Prostudujte si tuto pasáž

  
/ 10837  
  

10033. Omdat in dit hoofdstuk wordt gehandeld over het slachtoffer en het brandoffer, waardoor Aharon en diens zonen in het priesterschap zouden worden ingewijd, zal nog in het kort worden gesproken over het bloed en over het vet.

Dat al het bloed van het slachtoffer en het brandoffer aan het altaar zou worden uitgegoten en dat al het vet op het altaar zou worden verbrand, staat vast uit de inzettingen en de wetten ten aanzien van de brandoffers en de slachtoffers in Leviticus.

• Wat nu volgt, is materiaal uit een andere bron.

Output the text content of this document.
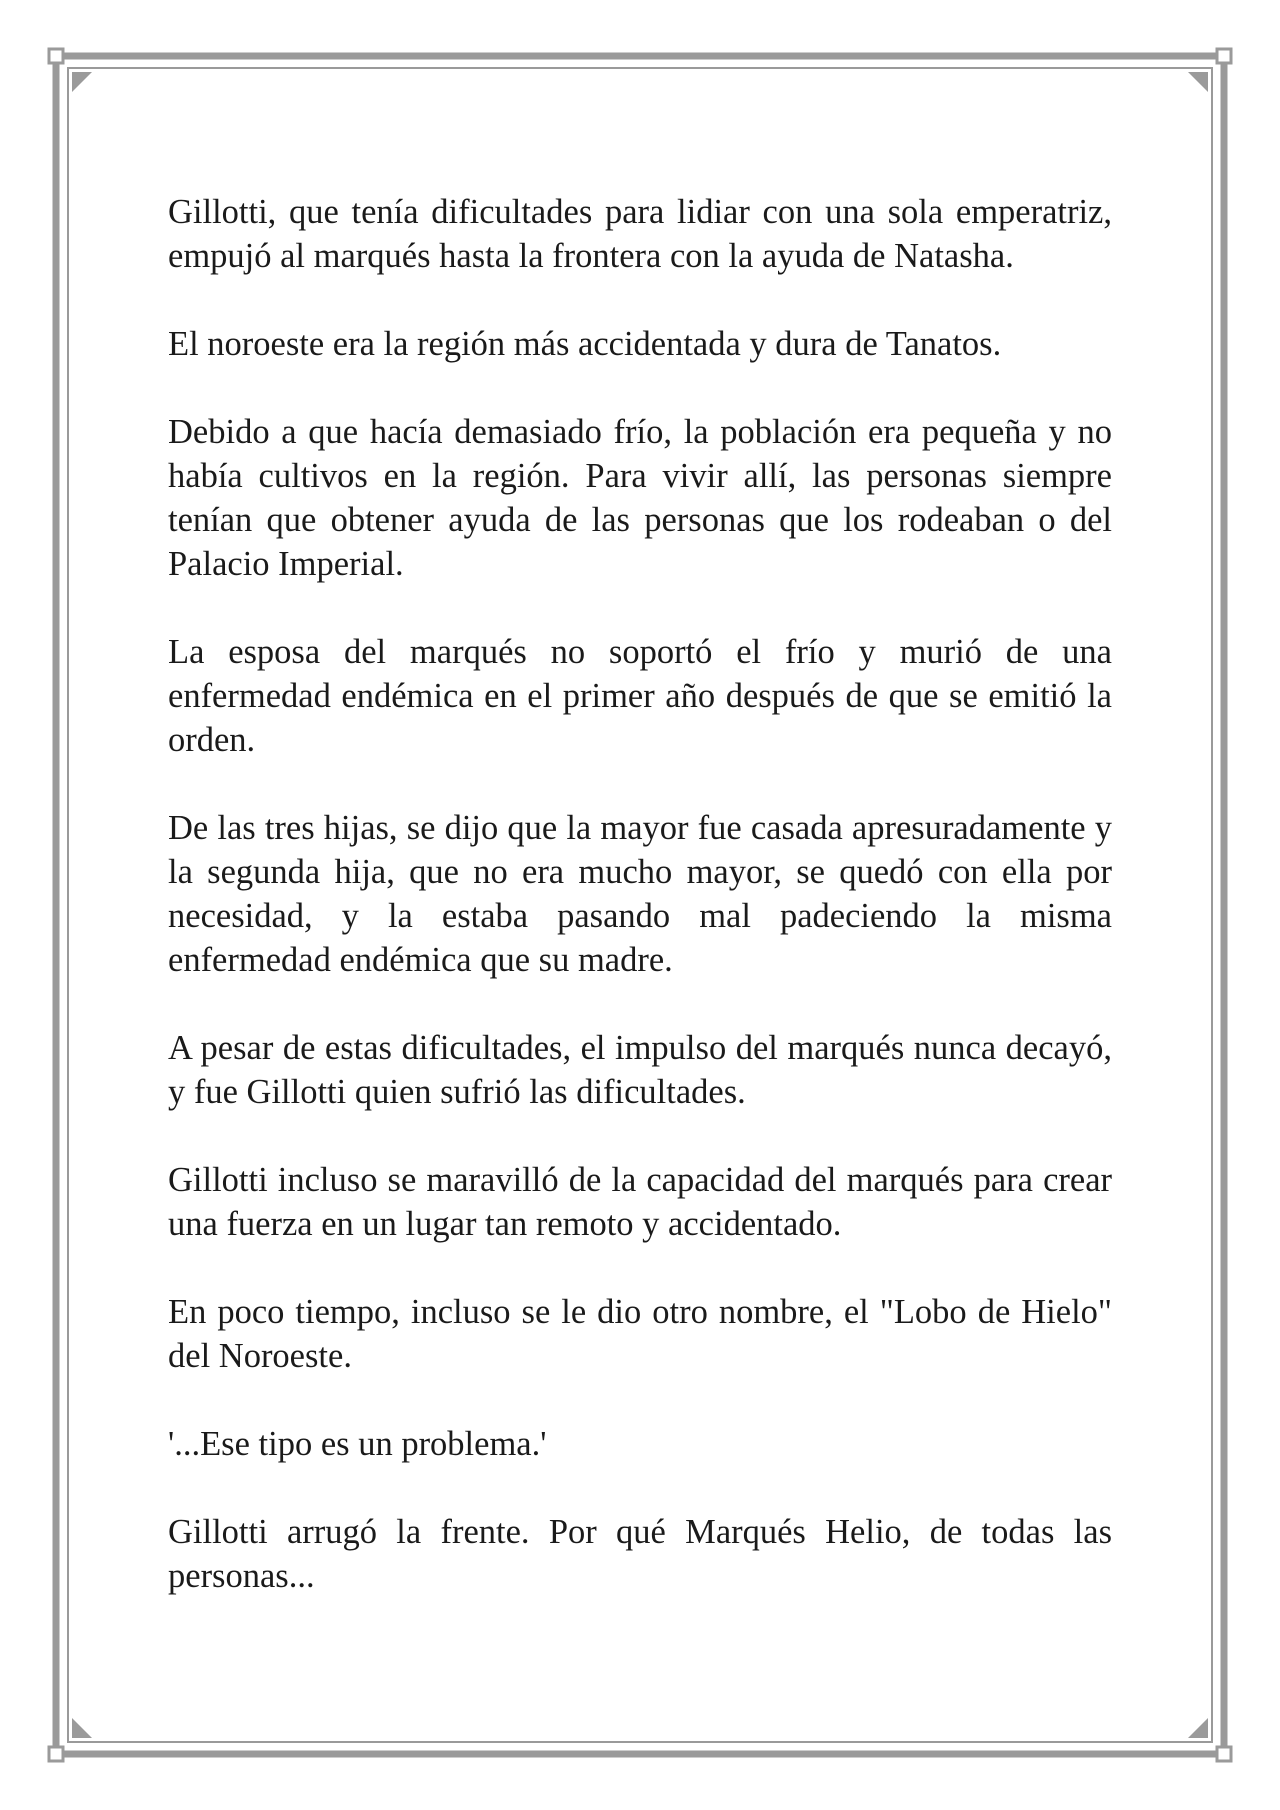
Gillotti, que tenía dificultades para lidiar con una sola emperatriz, empujó al marqués hasta la frontera con la ayuda de Natasha.

El noroeste era la región más accidentada y dura de Tanatos.

Debido a que hacía demasiado frío, la población era pequeña y no había cultivos en la región. Para vivir allí, las personas siempre tenían que obtener ayuda de las personas que los rodeaban o del Palacio Imperial.

La esposa del marqués no soportó el frío y murió de una enfermedad endémica en el primer año después de que se emitió la orden.

De las tres hijas, se dijo que la mayor fue casada apresuradamente y la segunda hija, que no era mucho mayor, se quedó con ella por necesidad, y la estaba pasando mal padeciendo la misma enfermedad endémica que su madre.

A pesar de estas dificultades, el impulso del marqués nunca decayó, y fue Gillotti quien sufrió las dificultades.

Gillotti incluso se maravilló de la capacidad del marqués para crear una fuerza en un lugar tan remoto y accidentado.

En poco tiempo, incluso se le dio otro nombre, el "Lobo de Hielo" del Noroeste.

'...Ese tipo es un problema.'

Gillotti arrugó la frente. Por qué Marqués Helio, de todas las personas...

Dat dit zo plaatsvond, had als oorzaak dat het bloed het Goddelijk Ware betekende en het vet het Goddelijk Goede.

Dat het bloed dit heeft betekent, staat vast uit wat over het bloed is getoond, nrs. 4735, 6978, 6378, 7317, 7326, 7850, 9127, 9393; en dat het vet het Goddelijk Goede heeft betekent, staat vast uit wat in nr. 5943 is getoond.

Dat met het bloed het Goddelijk Ware wordt aangeduid, staat duidelijk vast bij Ezechiël: ‘Vergadert u van de omtrek over Mijn slachtoffer, dat Ik voor u slachtoffer, een groot Slachtoffer op de bergen Israëls, opdat gij vlees eet en bloed drinkt; het vlees der sterken zult gij eten en het bloed van de vorsten der aarde zult gij drinken; gij zult vet eten tot verzadiging toe en bloed drinken tot dronkenschap toe van Mijn slachtoffer, dat Ik voor u zal slachtofferen; gij zult verzadigd worden over Mijn tafel, met paard, met wagen, met de sterke en met alle man des krijgs; zo zal Ik Mijn heerlijkheid geven onder de natiën’, (Ezechiël 39:17-22).

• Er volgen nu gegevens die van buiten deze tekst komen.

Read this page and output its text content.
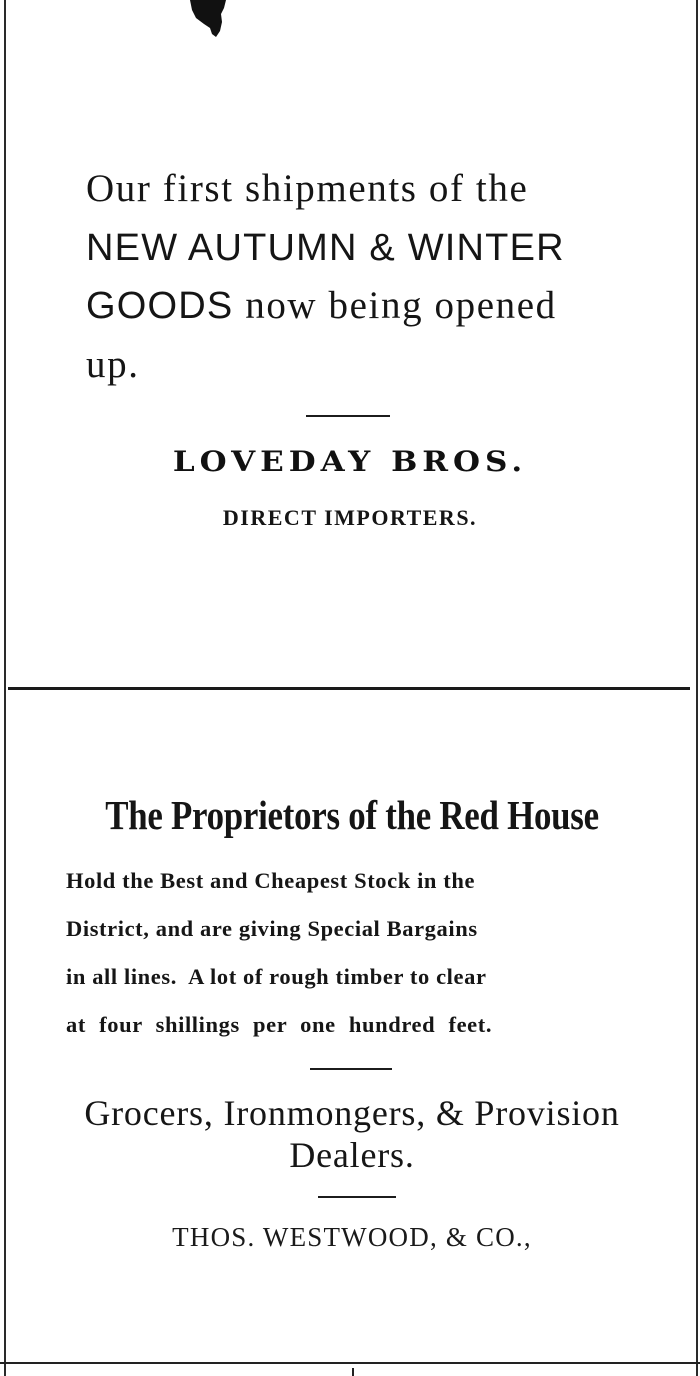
Our first shipments of the
NEW AUTUMN & WINTER
GOODS now being opened
up.
LOVEDAY BROS.
DIRECT IMPORTERS.
The Proprietors of the Red House
Hold the Best and Cheapest Stock in the
District, and are giving Special Bargains
in all lines.  A lot of rough timber to clear
at four shillings per one hundred feet.
Grocers, Ironmongers, & Provision
Dealers.
THOS. WESTWOOD, & CO.,
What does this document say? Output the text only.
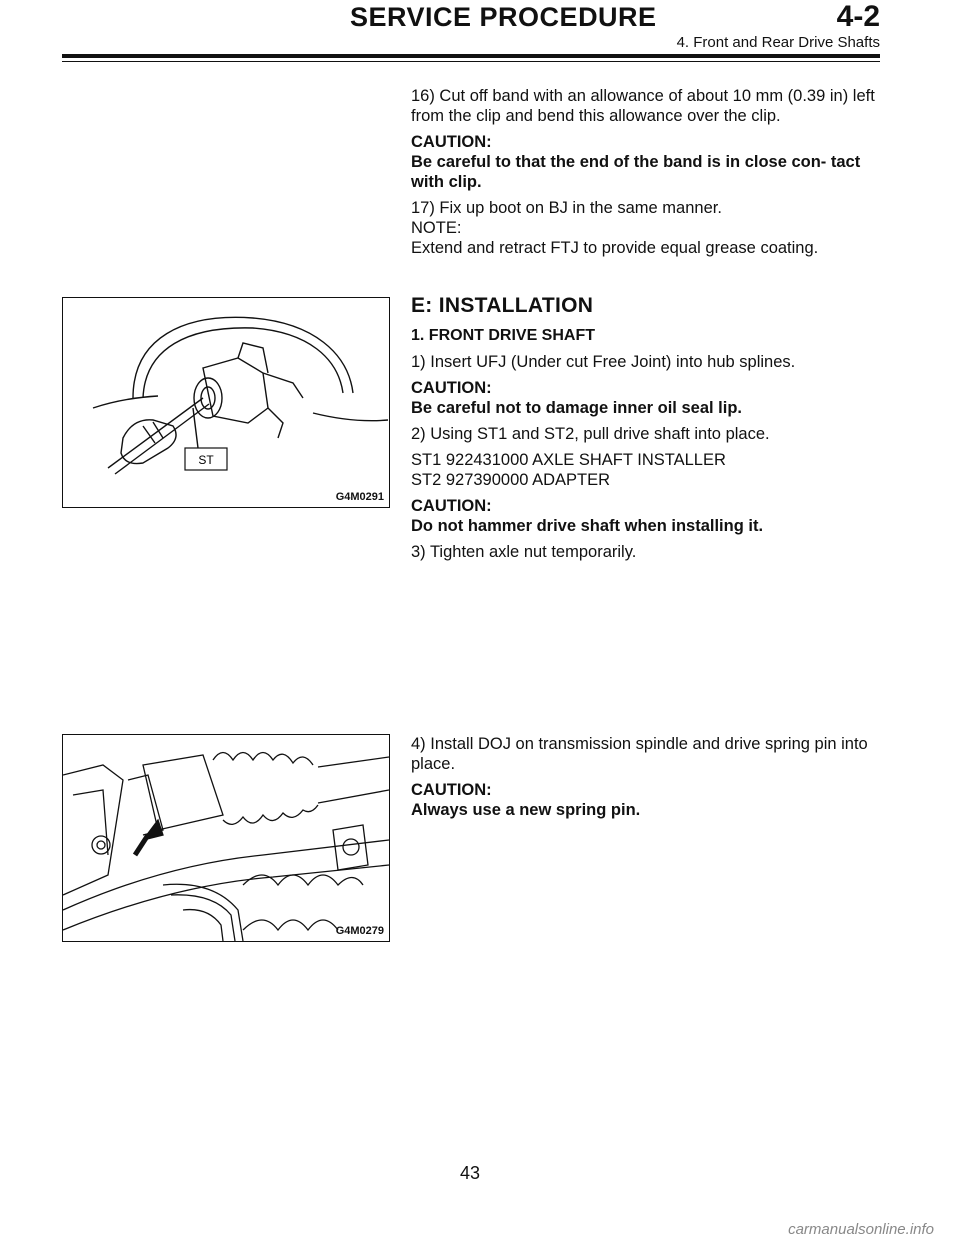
SERVICE PROCEDURE	4-2
4. Front and Rear Drive Shafts

16) Cut off band with an allowance of about 10 mm (0.39 in) left from the clip and bend this allowance over the clip.

CAUTION:

Be careful to that the end of the band is in close con- tact with clip.

17) Fix up boot on BJ in the same manner.

NOTE:

Extend and retract FTJ to provide equal grease coating.

E: INSTALLATION
1. FRONT DRIVE SHAFT

1) Insert UFJ (Under cut Free Joint) into hub splines.

CAUTION:

Be careful not to damage inner oil seal lip.

2) Using ST1 and ST2, pull drive shaft into place.

ST1 922431000 AXLE SHAFT INSTALLER

ST2 927390000 ADAPTER

CAUTION:

Do not hammer drive shaft when installing it.

3) Tighten axle nut temporarily.

4) Install DOJ on transmission spindle and drive spring pin into place.

CAUTION:

Always use a new spring pin.

ST
G4M0291
G4M0279
43
carmanualsonline.info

Dat daar niet bloed onder het bloed wordt verstaan, kan eenieder zien, want er wordt gezegd dat zij bloed van de vorsten der aarde zouden drinken en tot dronkenschap toe; en eveneens dat zij vet zouden eten tot verzadiging toe; en daarna dat zij zouden worden verzadigd met paard en met wagen.

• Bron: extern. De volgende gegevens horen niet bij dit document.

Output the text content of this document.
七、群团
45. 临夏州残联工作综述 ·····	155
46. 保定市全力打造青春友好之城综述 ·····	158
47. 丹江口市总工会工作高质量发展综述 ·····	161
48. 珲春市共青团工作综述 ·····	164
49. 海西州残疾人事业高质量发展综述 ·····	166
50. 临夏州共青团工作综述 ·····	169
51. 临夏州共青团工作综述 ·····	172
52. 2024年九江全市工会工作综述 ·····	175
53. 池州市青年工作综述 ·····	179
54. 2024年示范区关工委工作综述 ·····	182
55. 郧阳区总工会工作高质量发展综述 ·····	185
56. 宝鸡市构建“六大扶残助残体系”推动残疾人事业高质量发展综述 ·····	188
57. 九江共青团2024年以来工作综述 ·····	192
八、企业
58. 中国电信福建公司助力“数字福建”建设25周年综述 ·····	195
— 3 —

Daaruit blijkt, dat er onder het bloed iets anders dan bloed wordt verstaan en onder de vorsten der aarde iets anders dan vorsten der aarde en verder ook iets anders onder het vet en ook onder het paard en de wagen, dan vet, paard en wagen.

Wat er echter wordt aangeduid, kan men niet weten dan alleen door de innerlijke zin: deze leert dat het bloed het Goddelijk Ware is, de vorsten der aarde de belangrijkste waarheden van de Kerk; het vet het Goddelijk Goede, het paard de innerlijke zin van het Woord en de wagen de leer zelf daaruit.

Dat het bloed het Goddelijk Ware is, staat vast uit de eerder aangehaalde plaatsen: dat de vorsten der aarde de belangrijkste waarheden zijn, nr. 5044; dat de aarde de Kerk is, nr. 9325; dat het paard de innerlijke zin van het Woord is, nrs. 2760-2762 en dat de wagen de leer is, nrs. 5321, 8215.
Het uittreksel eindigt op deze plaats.